So What’s All This HaLow Long-Range WiFi About Then?

We’re all used to wireless networking, but if there’s one thing the ubiquitous WiFi on 2.4 or 5 GHz lacks, it’s range. Inside buildings, it will be stopped in its tracks by anything more than a mediocre wall, and outside, it can be difficult to connect at any useful rate more than a few tens of metres away without resorting to directional antennas and hope. Technologies such as LoRa provide a much longer range at the expense of minuscule bandwidth, but beyond that, there has been little joy. As [Andreas Spiess] points out in a recent video though, this is about to change, as devices using the so-called HaLow or IEEE 802.11ah protocol are starting to edge into the realm of affordability.

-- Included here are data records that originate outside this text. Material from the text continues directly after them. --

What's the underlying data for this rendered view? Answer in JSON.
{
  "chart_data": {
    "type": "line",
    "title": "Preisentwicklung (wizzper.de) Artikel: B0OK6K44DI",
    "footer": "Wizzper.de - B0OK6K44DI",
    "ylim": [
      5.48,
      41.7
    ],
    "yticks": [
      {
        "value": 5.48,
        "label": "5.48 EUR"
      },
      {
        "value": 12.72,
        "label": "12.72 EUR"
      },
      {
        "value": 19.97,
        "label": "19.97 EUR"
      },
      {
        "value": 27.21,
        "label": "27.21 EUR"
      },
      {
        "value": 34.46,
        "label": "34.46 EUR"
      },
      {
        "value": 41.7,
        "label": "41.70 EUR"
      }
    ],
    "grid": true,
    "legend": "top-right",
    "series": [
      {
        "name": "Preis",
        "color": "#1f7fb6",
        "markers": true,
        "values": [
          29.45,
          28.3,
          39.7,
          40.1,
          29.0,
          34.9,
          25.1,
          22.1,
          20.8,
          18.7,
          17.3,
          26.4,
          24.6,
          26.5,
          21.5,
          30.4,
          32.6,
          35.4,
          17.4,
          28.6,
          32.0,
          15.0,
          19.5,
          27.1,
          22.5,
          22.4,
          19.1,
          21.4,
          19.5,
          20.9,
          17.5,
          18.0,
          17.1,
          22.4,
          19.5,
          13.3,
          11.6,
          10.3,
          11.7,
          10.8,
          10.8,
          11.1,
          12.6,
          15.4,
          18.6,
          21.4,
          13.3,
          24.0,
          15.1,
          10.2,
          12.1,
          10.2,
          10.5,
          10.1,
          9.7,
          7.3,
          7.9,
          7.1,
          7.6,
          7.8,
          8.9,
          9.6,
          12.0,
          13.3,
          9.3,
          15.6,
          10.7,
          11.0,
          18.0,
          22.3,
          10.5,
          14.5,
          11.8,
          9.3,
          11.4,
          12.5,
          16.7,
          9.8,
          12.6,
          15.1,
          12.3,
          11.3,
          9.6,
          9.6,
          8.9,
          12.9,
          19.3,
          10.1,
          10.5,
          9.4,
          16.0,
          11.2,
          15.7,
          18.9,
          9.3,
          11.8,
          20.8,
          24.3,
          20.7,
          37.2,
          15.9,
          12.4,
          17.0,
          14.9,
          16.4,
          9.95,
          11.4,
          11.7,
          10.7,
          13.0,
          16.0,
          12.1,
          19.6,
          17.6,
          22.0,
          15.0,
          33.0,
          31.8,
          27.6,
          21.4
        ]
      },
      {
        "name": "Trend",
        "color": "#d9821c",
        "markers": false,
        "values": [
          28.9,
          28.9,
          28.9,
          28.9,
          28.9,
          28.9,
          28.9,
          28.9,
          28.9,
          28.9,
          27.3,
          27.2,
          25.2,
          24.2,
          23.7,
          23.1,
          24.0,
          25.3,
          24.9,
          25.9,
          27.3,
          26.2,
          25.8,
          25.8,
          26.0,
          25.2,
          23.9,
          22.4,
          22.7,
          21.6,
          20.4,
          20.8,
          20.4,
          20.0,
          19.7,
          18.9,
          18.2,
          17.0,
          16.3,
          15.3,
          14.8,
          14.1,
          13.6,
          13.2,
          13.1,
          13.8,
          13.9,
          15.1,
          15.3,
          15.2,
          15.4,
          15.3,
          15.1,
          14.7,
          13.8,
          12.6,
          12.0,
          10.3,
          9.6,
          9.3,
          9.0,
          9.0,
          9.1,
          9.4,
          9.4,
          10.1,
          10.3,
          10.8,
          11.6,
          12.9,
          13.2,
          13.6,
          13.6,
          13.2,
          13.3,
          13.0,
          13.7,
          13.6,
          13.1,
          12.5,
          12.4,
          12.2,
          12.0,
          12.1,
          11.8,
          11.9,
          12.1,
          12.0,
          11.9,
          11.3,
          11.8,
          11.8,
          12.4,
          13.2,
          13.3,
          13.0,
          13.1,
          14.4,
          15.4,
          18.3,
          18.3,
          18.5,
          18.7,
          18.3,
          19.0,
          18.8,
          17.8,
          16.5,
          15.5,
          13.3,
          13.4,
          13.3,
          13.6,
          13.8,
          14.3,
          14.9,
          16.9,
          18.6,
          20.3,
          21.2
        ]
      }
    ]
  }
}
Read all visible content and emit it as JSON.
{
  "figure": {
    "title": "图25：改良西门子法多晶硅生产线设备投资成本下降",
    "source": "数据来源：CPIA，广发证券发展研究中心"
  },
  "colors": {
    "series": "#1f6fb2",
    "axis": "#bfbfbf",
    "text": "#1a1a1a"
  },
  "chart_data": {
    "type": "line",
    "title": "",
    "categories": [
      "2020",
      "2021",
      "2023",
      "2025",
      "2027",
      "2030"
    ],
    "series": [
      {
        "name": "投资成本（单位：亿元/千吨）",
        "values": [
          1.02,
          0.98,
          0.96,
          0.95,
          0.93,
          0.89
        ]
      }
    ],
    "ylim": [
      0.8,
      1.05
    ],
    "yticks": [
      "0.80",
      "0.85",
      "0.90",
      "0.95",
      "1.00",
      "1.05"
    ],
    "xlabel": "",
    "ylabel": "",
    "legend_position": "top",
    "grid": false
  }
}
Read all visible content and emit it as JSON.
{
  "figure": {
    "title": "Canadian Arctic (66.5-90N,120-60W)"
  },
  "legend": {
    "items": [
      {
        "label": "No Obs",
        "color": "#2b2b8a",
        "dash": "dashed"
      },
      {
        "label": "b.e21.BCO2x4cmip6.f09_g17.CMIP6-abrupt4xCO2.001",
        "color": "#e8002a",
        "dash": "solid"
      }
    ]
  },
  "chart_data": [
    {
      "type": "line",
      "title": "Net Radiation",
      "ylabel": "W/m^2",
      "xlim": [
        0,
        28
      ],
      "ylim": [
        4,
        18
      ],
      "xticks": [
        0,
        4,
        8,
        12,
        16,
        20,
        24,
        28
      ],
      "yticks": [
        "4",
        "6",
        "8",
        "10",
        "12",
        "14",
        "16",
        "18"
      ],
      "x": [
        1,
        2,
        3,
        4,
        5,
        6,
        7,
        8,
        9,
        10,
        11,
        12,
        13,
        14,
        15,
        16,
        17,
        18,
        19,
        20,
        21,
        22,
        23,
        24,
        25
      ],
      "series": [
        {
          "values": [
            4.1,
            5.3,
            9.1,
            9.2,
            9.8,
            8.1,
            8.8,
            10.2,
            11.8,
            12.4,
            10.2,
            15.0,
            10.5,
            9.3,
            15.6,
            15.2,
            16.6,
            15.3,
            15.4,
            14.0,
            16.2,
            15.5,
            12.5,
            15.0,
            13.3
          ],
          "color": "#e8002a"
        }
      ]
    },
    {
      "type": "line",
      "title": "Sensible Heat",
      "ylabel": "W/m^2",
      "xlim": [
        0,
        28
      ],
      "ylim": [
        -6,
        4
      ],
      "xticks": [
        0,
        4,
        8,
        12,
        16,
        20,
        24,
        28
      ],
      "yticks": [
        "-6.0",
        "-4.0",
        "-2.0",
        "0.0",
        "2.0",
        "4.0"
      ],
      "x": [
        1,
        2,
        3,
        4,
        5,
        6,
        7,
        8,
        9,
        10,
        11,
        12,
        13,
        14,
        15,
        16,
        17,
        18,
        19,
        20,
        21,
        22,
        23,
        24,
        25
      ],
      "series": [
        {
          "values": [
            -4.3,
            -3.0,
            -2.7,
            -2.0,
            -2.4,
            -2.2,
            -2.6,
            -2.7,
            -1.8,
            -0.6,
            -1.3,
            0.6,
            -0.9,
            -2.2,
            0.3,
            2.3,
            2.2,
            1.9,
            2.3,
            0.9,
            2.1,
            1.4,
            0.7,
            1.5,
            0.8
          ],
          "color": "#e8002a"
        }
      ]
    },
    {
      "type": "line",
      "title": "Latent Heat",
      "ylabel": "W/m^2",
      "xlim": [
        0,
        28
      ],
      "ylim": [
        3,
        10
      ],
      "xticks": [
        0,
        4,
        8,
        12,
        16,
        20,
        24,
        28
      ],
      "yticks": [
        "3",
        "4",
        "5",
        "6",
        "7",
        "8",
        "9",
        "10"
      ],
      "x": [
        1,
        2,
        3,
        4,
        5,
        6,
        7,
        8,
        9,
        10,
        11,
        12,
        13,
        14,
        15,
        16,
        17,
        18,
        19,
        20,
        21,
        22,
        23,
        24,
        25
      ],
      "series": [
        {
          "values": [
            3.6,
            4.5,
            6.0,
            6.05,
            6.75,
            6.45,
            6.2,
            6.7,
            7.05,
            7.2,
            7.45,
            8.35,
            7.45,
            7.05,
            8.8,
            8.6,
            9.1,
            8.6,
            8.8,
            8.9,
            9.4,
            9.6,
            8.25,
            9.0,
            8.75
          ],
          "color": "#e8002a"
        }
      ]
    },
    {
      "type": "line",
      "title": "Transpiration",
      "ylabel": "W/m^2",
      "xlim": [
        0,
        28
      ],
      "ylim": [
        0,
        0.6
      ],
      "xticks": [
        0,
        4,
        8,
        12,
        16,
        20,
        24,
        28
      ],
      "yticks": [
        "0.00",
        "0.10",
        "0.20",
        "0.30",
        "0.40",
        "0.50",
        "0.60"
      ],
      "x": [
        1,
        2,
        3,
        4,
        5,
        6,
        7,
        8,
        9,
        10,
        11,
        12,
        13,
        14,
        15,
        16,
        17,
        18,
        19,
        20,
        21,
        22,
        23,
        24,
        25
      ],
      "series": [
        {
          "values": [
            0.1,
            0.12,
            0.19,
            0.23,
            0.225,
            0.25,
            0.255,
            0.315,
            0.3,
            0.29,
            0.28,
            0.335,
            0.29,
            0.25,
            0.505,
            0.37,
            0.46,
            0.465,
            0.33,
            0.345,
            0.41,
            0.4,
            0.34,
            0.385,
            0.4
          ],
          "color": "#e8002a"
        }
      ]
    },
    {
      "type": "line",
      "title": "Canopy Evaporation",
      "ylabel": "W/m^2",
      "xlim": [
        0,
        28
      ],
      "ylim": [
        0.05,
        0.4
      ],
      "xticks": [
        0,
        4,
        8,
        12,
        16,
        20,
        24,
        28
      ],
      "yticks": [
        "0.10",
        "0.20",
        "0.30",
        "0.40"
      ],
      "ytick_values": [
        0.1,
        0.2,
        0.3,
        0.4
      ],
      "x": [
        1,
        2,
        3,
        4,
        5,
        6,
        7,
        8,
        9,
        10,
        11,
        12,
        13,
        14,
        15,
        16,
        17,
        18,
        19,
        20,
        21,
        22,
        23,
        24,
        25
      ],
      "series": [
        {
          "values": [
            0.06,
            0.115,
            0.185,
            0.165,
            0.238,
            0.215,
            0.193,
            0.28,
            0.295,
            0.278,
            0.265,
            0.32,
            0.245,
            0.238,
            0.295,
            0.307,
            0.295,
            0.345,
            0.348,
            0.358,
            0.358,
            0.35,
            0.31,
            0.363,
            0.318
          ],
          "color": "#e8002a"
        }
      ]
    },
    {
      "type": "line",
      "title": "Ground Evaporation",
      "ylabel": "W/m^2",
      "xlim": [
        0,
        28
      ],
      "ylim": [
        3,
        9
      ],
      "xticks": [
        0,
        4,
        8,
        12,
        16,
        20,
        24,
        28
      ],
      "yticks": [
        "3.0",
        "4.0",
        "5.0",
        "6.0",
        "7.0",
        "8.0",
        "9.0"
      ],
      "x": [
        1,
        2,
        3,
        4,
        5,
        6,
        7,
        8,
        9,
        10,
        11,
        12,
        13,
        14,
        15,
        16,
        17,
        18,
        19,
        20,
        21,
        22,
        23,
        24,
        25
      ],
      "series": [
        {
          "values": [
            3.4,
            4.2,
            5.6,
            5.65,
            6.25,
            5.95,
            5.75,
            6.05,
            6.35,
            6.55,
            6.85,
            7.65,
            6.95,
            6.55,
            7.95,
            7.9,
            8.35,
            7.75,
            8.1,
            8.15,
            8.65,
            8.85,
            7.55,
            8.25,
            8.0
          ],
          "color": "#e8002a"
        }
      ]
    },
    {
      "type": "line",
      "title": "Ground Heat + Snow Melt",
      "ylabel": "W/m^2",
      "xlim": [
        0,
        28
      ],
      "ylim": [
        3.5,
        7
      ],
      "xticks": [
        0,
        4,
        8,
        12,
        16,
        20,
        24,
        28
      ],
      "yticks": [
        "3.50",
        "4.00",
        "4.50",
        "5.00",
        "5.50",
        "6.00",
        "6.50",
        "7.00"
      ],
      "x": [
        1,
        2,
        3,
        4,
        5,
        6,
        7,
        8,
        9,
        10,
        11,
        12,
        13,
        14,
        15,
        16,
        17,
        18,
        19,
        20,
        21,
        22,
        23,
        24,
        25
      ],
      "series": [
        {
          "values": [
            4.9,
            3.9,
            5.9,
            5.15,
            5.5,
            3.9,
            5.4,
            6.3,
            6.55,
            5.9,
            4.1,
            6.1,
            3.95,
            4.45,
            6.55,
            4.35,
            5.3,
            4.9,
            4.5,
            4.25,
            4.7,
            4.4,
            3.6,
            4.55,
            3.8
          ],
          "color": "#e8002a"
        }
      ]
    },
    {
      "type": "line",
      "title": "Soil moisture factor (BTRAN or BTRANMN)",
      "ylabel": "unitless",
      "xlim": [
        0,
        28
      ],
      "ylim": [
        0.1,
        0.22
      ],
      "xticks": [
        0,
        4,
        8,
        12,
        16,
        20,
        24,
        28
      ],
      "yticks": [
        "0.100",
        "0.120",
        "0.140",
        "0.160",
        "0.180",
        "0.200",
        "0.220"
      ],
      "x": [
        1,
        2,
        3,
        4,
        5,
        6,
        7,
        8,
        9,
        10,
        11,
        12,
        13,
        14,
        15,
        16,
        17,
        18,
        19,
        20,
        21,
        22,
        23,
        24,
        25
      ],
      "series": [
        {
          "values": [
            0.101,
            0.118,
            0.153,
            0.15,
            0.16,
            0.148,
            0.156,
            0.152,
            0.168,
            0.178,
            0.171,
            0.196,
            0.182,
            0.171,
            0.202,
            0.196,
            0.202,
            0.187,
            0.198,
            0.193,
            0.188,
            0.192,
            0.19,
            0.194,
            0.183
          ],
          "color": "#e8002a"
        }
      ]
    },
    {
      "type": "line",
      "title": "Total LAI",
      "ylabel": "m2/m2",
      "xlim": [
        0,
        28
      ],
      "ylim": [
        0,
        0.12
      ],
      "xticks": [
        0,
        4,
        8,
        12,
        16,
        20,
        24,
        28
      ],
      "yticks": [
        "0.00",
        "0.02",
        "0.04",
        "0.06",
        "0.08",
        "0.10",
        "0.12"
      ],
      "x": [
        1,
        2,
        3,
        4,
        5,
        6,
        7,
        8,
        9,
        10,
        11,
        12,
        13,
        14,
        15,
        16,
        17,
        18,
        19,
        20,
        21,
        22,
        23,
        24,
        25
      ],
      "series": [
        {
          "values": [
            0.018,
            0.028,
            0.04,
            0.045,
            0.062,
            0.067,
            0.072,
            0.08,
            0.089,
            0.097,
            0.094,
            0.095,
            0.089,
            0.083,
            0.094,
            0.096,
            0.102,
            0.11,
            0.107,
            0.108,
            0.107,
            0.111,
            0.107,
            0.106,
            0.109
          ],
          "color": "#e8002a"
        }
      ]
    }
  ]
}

Perhaps surprisingly, he finds the 5 GHz variant to be best over a 1km test with a far higher bandwidth. However, we’d say that his use of directional antennas is something of a cheat. Where it does come into its own in his tests, though, is through masonry, with far better penetration across floors of a building. We think that this will translate to better outdoor performance when the line of sight is obstructed.

There’s one more thing he brings to our attention, which seasoned users of LoRA may already be aware of. These lower frequency allocations are different between the USA and Europe, so should you order one for yourself, it would make sense to ensure you have the appropriate model for your continent. Otherwise, we look forward to more HaLow devices appearing and the price falling even further because we think this will lead to some good work in future projects.